Derrière chaque tirage photographique installé dans le jardin du musée Hébert à l'endroit de la prise de vue est placé un miroir noir qui offre au spectateur la troublante expérience d'un double regard, avec et sans mobilité. Situation qui se prolonge à l'intérieur de la maison où six miroirs installés face à face par l'artiste ont été remplacés par des photographies de reflets pris dans ces mêmes miroirs. Si l'on se rappelle d'une part qu'à son apparition le daguerréotype a été comparé à un miroir noir en raison du reflet atténué que, selon une certaine inclinaison, sa surface offrait au regardeur en même temps que l'image fixe (3), et d'autre part que la lune est elle-même une sorte de gigantesque miroir, on devine l'épaisseur de l'archéologie scopique et spéculaire que Eric Hurtado met en abyme au musée Hébert. Ainsi, entre inactualité et archéologie, ses propositions sont, au sens où l'entend Giorgio Agamben (op. cit.), de celles qui ouvrent une voie d'accès au présent.

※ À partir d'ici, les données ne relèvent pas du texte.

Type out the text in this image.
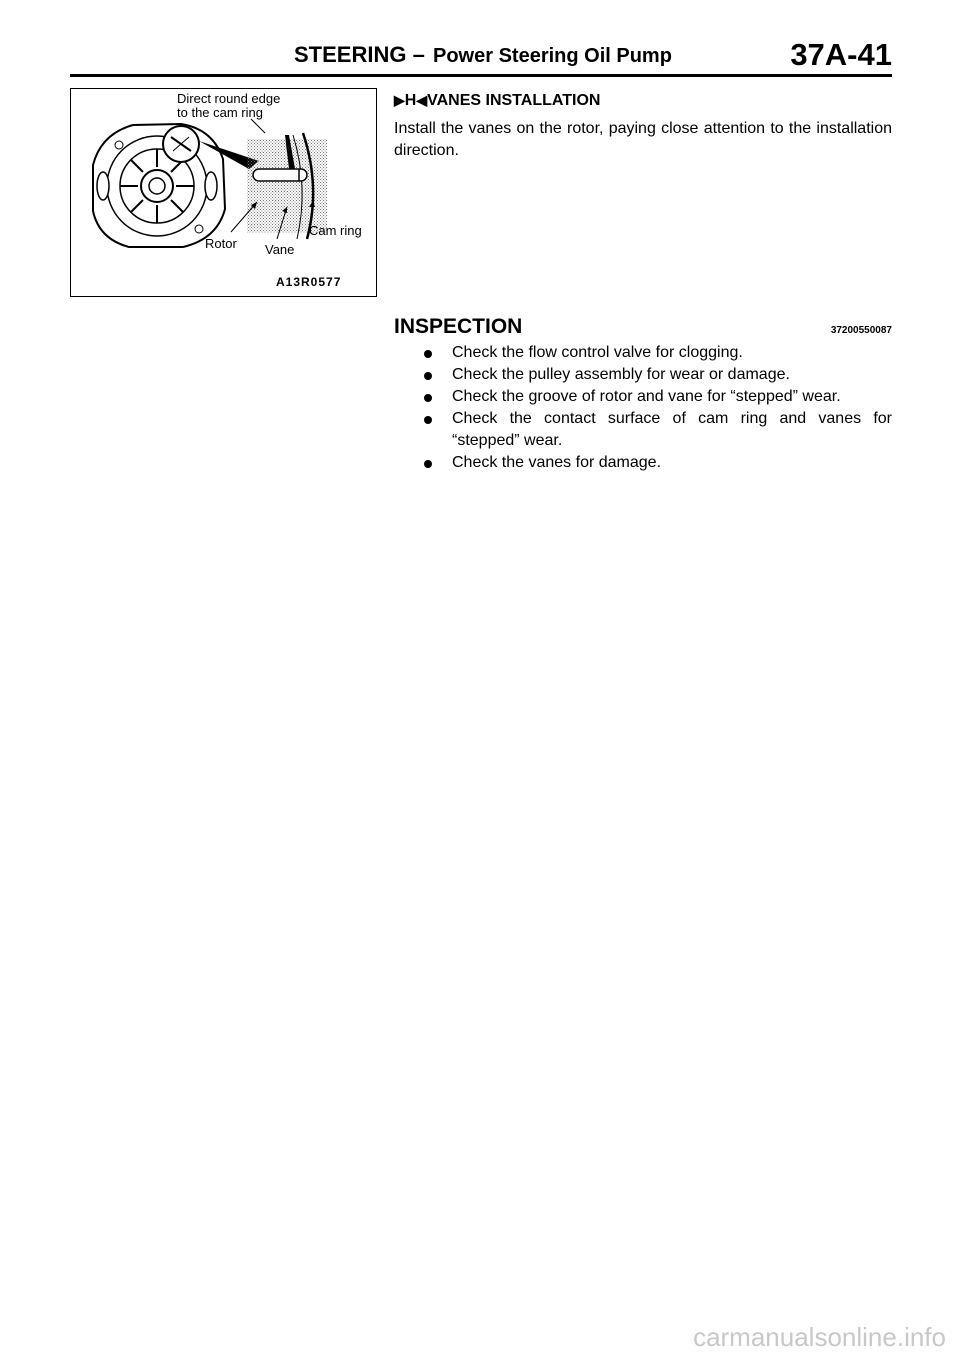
STEERING – Power Steering Oil Pump	37A-41
Direct round edge
to the cam ring
Rotor Vane
Cam ring
A13R0577
▶H◀VANES INSTALLATION
Install the vanes on the rotor, paying close attention to the installation direction.
INSPECTION	37200550087
Check the flow control valve for clogging.
Check the pulley assembly for wear or damage.
Check the groove of rotor and vane for “stepped” wear.
Check the contact surface of cam ring and vanes for “stepped” wear.
Check the vanes for damage.
carmanualsonline.info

1. L'Etablissement des limites, tr. du latin par Jean-Yves Guillaumin, Paris, Les Belles Lettres, 2005, p. 97.
2. Giorgio Agamben, Qu'est-ce que le contemporain ?, tr. de l'italien par Maxime Rovere, Paris, Rivages, 2008, p. 24.
3. Voir Arnaud Maillet, Le Miroir noir. Enquête sur le côté obscur du reflet, Paris, Kargo & L'Eclat, 2005.